L’aide anti-drogue à l’Iran doit être suspendue

MENA

Publié par Thomas Hubert, le 27 novembre 2012

La Coalition mondiale contre la peine de mort appelle les Etats donateurs et les agences des Nations unies à « geler les programmes en cours de financement et d’assistance technique pour la lutte contre la drogue en Iran jusqu’à ce qu’un moratoire sur les exécutions pour trafic de drogue y soit mis en place ».
Dans un communiqué, les membres de la Coalition mondiale déclarent : « Nous sommes choqués que, malgré l’ampleur des preuves disponibles, les bailleurs de fonds continuent à faciliter de graves violations des droits de l’Homme au nom du contrôle des drogues. »

« Confessions » sous la torture

L’Iran dispose de loi anti-drogues connues pour leur sévérité et viole systématiquement les droits des personnes accusées de les enfreindre.
Les suspects sont interrogés en l’absence de tout avocat et certains donnent des « confessions » sous la torture. Ces aveux sont utilisés contre eux lors de leur procès, au cours duquel ils sont condamnés à mort sans assistance juridique, ni possibilité de contester les preuves présentées contre eux, ni voie de recours.
Sur 676 exécutions en Iran l’année dernière, plus de 80 % concernaient des affaires de drogue, selon un récent rapport de Harm Reduction International (HRI), membre de la Coalition mondiale.
Plus récemment, le 22 octobre 2012, 10 personnes ont été pendues dans une prison de Téhéran après avoir été condamnées pour infraction à la législation sur les stupéfiants. Cette exécution faisait suite à l’appel de trois mécanismes de défense des droits de l’Homme des Nations unies à suspendre les exécutions dans le pays.
Deux jours plus tard, le rapporteur spécial de l’ONU sur les exécutions extrajudiciaires, sommaires ou arbitraires, Christof Heyns, publiait son propre rapport et appelait les Etats et les organisations internationales, notamment l’Office des Nations unies contre les drogues et le crime (ONUDC), à s’assurer que leur soutien technique ou financier ne facilite pas la violation du droit international.
« Si l’élaboration de principes directeurs constitue une mesure dans la bonne direction, la pratique réelle n’a pas suffisamment évolué et reste une source de préoccupation.
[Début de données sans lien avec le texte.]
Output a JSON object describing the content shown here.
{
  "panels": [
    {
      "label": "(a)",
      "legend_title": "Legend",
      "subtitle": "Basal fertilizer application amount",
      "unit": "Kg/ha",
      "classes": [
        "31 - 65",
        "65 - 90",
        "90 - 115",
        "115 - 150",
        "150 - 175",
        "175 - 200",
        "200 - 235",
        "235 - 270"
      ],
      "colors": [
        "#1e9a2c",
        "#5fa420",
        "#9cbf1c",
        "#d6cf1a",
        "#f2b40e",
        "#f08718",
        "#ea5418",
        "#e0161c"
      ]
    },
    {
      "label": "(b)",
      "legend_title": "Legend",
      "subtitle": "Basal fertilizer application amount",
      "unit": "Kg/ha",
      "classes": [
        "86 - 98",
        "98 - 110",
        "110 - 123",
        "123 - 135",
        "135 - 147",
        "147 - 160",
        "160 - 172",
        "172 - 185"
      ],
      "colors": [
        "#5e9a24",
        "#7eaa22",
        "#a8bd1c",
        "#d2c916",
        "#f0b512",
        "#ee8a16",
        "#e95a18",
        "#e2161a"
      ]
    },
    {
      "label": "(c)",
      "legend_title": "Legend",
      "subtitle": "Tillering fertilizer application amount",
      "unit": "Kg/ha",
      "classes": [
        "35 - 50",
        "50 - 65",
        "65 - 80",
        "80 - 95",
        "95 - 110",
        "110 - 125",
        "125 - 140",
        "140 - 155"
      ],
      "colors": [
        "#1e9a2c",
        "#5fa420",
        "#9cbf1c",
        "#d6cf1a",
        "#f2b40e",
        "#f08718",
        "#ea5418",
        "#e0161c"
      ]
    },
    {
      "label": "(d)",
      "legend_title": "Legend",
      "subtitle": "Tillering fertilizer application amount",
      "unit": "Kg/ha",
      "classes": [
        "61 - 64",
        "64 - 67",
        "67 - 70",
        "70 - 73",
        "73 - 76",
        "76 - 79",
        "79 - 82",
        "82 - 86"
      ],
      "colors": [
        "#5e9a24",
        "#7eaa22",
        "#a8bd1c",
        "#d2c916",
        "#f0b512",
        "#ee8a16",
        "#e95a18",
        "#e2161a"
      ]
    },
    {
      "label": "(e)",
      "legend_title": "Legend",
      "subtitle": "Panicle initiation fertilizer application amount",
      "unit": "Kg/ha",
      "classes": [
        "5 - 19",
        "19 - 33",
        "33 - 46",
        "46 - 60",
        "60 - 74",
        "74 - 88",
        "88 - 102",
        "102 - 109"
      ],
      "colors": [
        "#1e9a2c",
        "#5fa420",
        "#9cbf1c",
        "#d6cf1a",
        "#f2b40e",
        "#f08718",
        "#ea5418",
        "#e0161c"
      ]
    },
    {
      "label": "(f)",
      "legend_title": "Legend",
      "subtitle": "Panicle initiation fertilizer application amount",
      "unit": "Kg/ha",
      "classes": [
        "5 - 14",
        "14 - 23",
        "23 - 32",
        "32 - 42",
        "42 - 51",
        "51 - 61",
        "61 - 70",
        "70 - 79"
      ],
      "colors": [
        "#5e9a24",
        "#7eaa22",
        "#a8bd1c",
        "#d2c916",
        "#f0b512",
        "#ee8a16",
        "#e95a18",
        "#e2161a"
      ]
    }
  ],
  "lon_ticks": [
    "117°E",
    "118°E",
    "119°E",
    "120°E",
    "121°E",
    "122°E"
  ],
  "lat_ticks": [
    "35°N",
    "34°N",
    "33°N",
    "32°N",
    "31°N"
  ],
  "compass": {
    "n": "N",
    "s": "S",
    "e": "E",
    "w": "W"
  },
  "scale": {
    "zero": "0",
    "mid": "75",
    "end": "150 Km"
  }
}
Ainsi, l’ONUDC et certains États sont très actifs en République islamique d’Iran, où 1 400 personnes, condamnées pour la plupart pour des infractions liées à la drogue, auraient été exécutées depuis le début de 2010, » écrit M. Heyns.

Millions de dollars

HRI a recensé des millions de dollars d’assistance à l’Iran pour la lutte contre la drogue, souvent par l’intermédiaire des Nations unies, en provenance de pays comme la France, le Japon, le Royaume-Uni et l’Irlande.
Dans un rapport publié en juin, HRI cite l’exemple d’un programme de 4 millions de dollars de l’ONUDC, financé par l’Autriche et la Commission Européenne entre 2004 et 2008, pour le contrôle des drogues à la frontière entre Iran et Afghanistan.
« Pendant la durée du programme, seize enfants Afghans ont été arrêtés par les autorités iraniennes, convaincus de trafic de drogue par la frontière Afghanistan-Iran et condamné à mort par pendaison en Iran », écrit HRI. « Bien qu’il n’y ait pas nécessairement de lien direct entre la formation des policiers et les exécutions, cet exemple illustre l’environnement des droits de l’Homme dans lequel ces projets sont menés sans dispositifs de contrôle adéquats. »
Malgré l’augmentation du nombre d’exécutions en Iran et de sérieuses inquiétudes sur l’équité des procédures judiciaires, ces financements et l’assistance de l’ONU se poursuivent. L’ONUDC est récemment intervenu dans les médias internationaux pour défendre les actes des autorités iraniennes et minimiser ses propres liens avec les violations des droits de l’Homme.

Immoral et illégal

Les autorités iraniennes maintiennent que les exécutions de trafiquants de drogue ont un effet dissuasif, mais il n’en existe aucune preuve.
La Coalition mondiale insiste auprès des bailleurs de fonds pour qu’ils s’assurent, par des procédures de contrôle rigoureuses, que leurs financements anti-drogues ne facilitent pas des abus qu’ils considèrent eux-mêmes comme immoraux et qui violent leurs obligations en droit international.
« Considérant les graves inquiétudes relatives aux droits de l’Homme qui continuent à accompagner la lutte contre la drogue en Iran, y compris le manque de procès équitables, l’application de peines de morts automatiques et le taux élevé d’exécutions pour infraction à la loi sur les stupéfiants, le temps est venu pour les bailleurs de fonds et pour l’ONUDC de geler ces soutiens », déclare la Coalition mondiale.